SIPANGO, le pitch

Lima, Pérou. Marcus Andrade, agent de la DGSE, collecte des documents, fichiers, renseignements et autres "produits" pour le compte du gouvernement français depuis quelques années.

Solitaire et méticuleux, il porte son cynisme en bandoulière et profite d'une vie -relativement- paisible...

...jusqu'à ce qu'un étrange commando en fasse un fugitif aux abois.

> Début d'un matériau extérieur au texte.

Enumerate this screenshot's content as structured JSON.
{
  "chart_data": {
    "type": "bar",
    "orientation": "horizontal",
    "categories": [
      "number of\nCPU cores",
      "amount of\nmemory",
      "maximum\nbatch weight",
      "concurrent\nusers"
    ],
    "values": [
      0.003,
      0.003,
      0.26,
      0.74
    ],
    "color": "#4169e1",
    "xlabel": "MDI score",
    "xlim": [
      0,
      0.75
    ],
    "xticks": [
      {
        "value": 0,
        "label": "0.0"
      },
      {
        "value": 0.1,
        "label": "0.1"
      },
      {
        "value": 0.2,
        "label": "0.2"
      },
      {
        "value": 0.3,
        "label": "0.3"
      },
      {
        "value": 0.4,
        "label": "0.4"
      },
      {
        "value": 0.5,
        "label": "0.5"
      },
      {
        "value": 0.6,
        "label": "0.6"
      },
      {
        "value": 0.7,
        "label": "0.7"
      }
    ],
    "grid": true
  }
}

SIPANGO, un roman participatif, un e-novel de 24 épisodes, dont les 7 premiers sont le fruit du travail solitaire de l'auteur, et les 17 suivants le produit du dialogue et de la participation entre lecteurs et auteur.

Bonne lecture et belle participation !

JT

Mettez les mots en musique !

A chaque épisode sa musique :

il suffit d'opérer un "click-droit" avec la souris directement sur la photo en début d'épisode, puis d'ouvrir dans une autre fenêtre le lecteur DEEZER, qui chargera la musique de l'épisode...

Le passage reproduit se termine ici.